Formerly with the Milanese dealer Davide Halevim, and then with Eberhart Herrmann, this very beautiful niche rug with an ochre yellow ground is an exceptional example of the earliest group of so-called ‘Transylvanian’ coupled-column rugs. With its high knot density, high-quality wool and rich colours, it is clearly a product of the accomplished commercial carpet industry that flourished in Ottoman Turkey during the 16th and 17th centuries, supplying substantial quantities of rugs for export throughout Europe but especially to the churches of the Protestant Saxon communities in Transylvania (modern Romania). The border in particular, with its rounded cartouches containing classical Ottoman tulips, is typical of the ‘Transylvanian’ genre. The ochre yellow background of the tripartite mihrab, instead of the more common red, is very rare. In an exceptionally good state of preservation for its age, the rug still has several centimetres of kilim preserved at both ends and most of the original selvedges. The pile is uniform with only minimal, skillfully executed restoration.

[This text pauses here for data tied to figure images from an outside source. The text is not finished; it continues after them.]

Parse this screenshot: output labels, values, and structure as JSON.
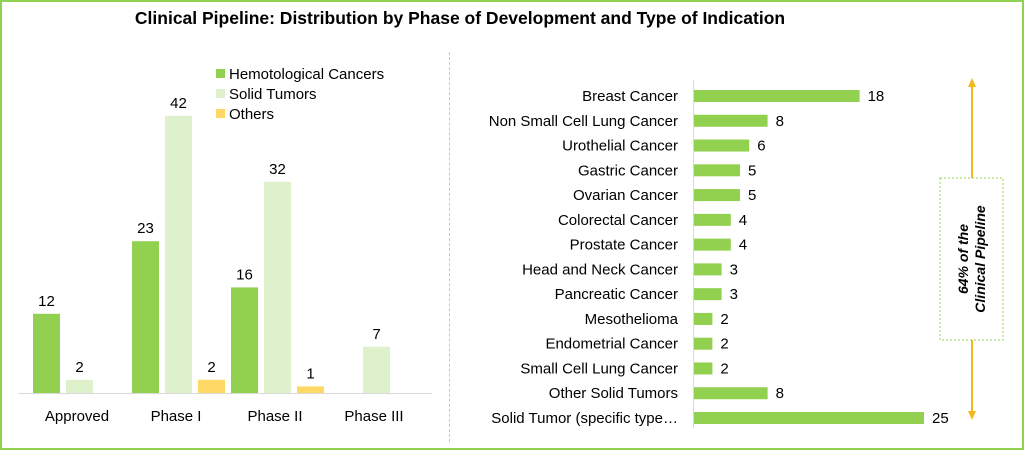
{
  "title": "Clinical Pipeline: Distribution by Phase of Development and Type of Indication",
  "colors": {
    "hemato": "#92d050",
    "solid": "#dff0cc",
    "others": "#ffd966",
    "hbar": "#92d050",
    "frame": "#8fd14f",
    "arrow": "#f2b91d",
    "callout_border": "#8fd14f"
  },
  "chart_data": [
    {
      "type": "bar",
      "title": "",
      "categories": [
        "Approved",
        "Phase I",
        "Phase II",
        "Phase III"
      ],
      "series": [
        {
          "name": "Hemotological Cancers",
          "values": [
            12,
            23,
            16,
            null
          ]
        },
        {
          "name": "Solid Tumors",
          "values": [
            2,
            42,
            32,
            7
          ]
        },
        {
          "name": "Others",
          "values": [
            null,
            2,
            1,
            null
          ]
        }
      ],
      "ylim": [
        0,
        45
      ],
      "legend_position": "top-right",
      "grid": false
    },
    {
      "type": "bar",
      "orientation": "horizontal",
      "categories": [
        "Breast Cancer",
        "Non Small Cell Lung Cancer",
        "Urothelial Cancer",
        "Gastric Cancer",
        "Ovarian Cancer",
        "Colorectal Cancer",
        "Prostate Cancer",
        "Head and Neck Cancer",
        "Pancreatic Cancer",
        "Mesothelioma",
        "Endometrial Cancer",
        "Small Cell Lung Cancer",
        "Other Solid Tumors",
        "Solid Tumor (specific type…"
      ],
      "values": [
        18,
        8,
        6,
        5,
        5,
        4,
        4,
        3,
        3,
        2,
        2,
        2,
        8,
        25
      ],
      "xlim": [
        0,
        25
      ],
      "grid": false,
      "annotation": "64% of the Clinical Pipeline"
    }
  ]
}
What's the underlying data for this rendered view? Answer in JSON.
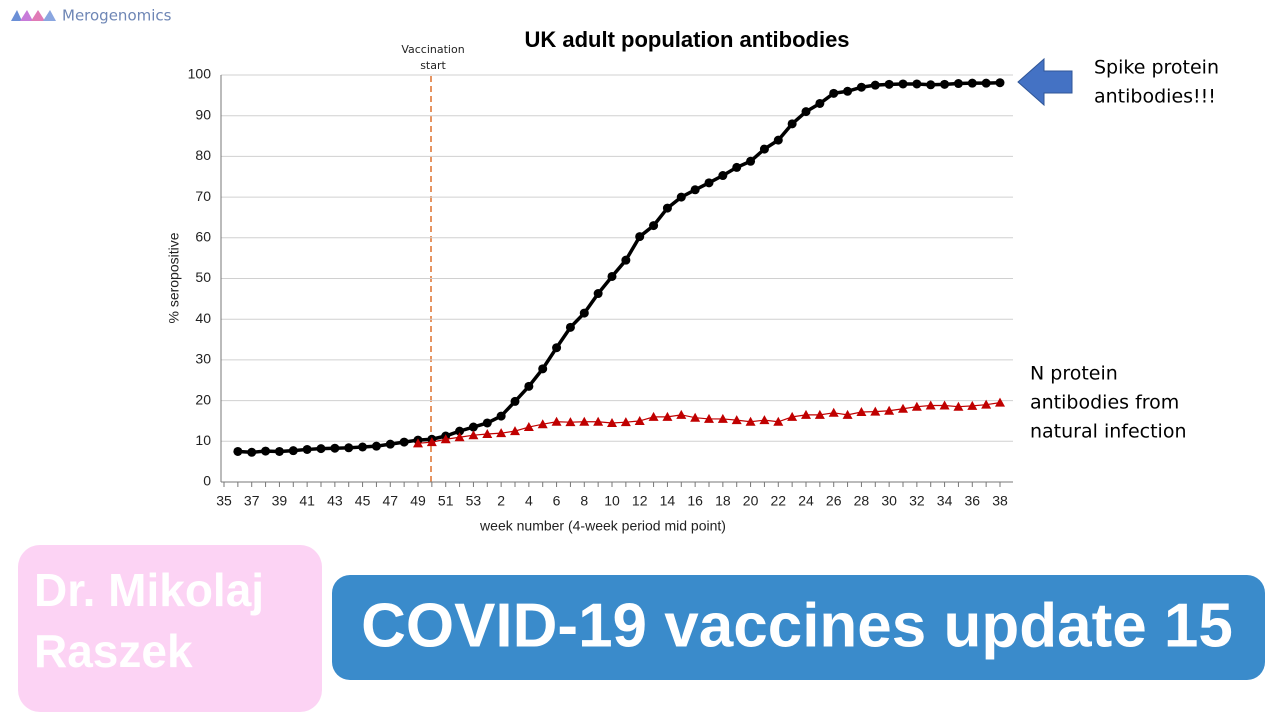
{
  "brand": "Merogenomics",
  "chart_data": {
    "type": "line",
    "title": "UK adult population antibodies",
    "x_label": "week number  (4-week period mid point)",
    "y_label": "% seropositive",
    "categories": [
      "35",
      null,
      "37",
      null,
      "39",
      null,
      "41",
      null,
      "43",
      null,
      "45",
      null,
      "47",
      null,
      "49",
      null,
      "51",
      null,
      "53",
      null,
      "2",
      null,
      "4",
      null,
      "6",
      null,
      "8",
      null,
      "10",
      null,
      "12",
      null,
      "14",
      null,
      "16",
      null,
      "18",
      null,
      "20",
      null,
      "22",
      null,
      "24",
      null,
      "26",
      null,
      "28",
      null,
      "30",
      null,
      "32",
      null,
      "34",
      null,
      "36",
      null,
      "38"
    ],
    "series": [
      {
        "name": "Spike protein",
        "color": "#000000",
        "marker": "circle",
        "values": [
          null,
          7.5,
          7.3,
          7.6,
          7.5,
          7.7,
          8,
          8.2,
          8.3,
          8.4,
          8.6,
          8.8,
          9.3,
          9.8,
          10.3,
          10.5,
          11.3,
          12.5,
          13.5,
          14.5,
          16.2,
          19.8,
          23.5,
          27.8,
          33,
          38,
          41.5,
          46.3,
          50.5,
          54.5,
          60.3,
          63,
          67.3,
          70,
          71.8,
          73.5,
          75.3,
          77.3,
          78.8,
          81.8,
          84,
          88,
          91,
          93,
          95.5,
          96,
          97,
          97.5,
          97.7,
          97.8,
          97.8,
          97.6,
          97.7,
          97.9,
          98,
          98,
          98.1
        ]
      },
      {
        "name": "N protein",
        "color": "#c00000",
        "marker": "triangle",
        "values": [
          null,
          null,
          null,
          null,
          null,
          null,
          null,
          null,
          null,
          null,
          null,
          null,
          null,
          null,
          9.5,
          9.8,
          10.5,
          11,
          11.5,
          11.8,
          12,
          12.5,
          13.5,
          14.2,
          14.8,
          14.7,
          14.8,
          14.8,
          14.5,
          14.7,
          15,
          16,
          16,
          16.5,
          15.8,
          15.5,
          15.5,
          15.2,
          14.8,
          15.2,
          14.8,
          16,
          16.5,
          16.5,
          17,
          16.5,
          17.2,
          17.3,
          17.5,
          18,
          18.5,
          18.8,
          18.8,
          18.5,
          18.7,
          19,
          19.5
        ]
      }
    ],
    "ylim": [
      0,
      100
    ],
    "yticks": [
      0,
      10,
      20,
      30,
      40,
      50,
      60,
      70,
      80,
      90,
      100
    ],
    "grid": true,
    "annotations": {
      "vaccination": [
        "Vaccination",
        "start"
      ],
      "spike": [
        "Spike protein",
        "antibodies!!!"
      ],
      "n_protein": [
        "N protein",
        "antibodies from",
        "natural infection"
      ]
    }
  },
  "author": [
    "Dr. Mikolaj",
    "Raszek"
  ],
  "banner": "COVID-19 vaccines update 15"
}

To our knowledge there is only one other yellow-ground coupled-column rug, a fragmentary example missing both horizontal borders in the Bardini Museum, Florence (inv. 808, Boralevi, Oriental Geometries, 1999, pl.25) that features the same design elements, including the distinctive panel above the niche with trefoils and long-stemmed tulips, and the rounded cartouche border. On that rug, however, the sickle leaf and snowflake rosette spandrels are on a blue ground rather than red, as here. Another very similar rug by design, but with a red field and in very poor condition, is preserved in the Black Church in Braşov (inv. 232, Ionescu, Antique Ottoman Rugs in Transylvania, 2005, cat.198). Other known yellow-ground examples with similar ornaments, but slightly different border and field designs and lacking the tulip panel above the niche, include rugs in both the Museum of Applied Arts (Pasztor, Ottoman Turkish Carpets in the Collection of the Budapest Museum of Applied Arts, 2007, no.40) and the Hungarian National Museum in Budapest.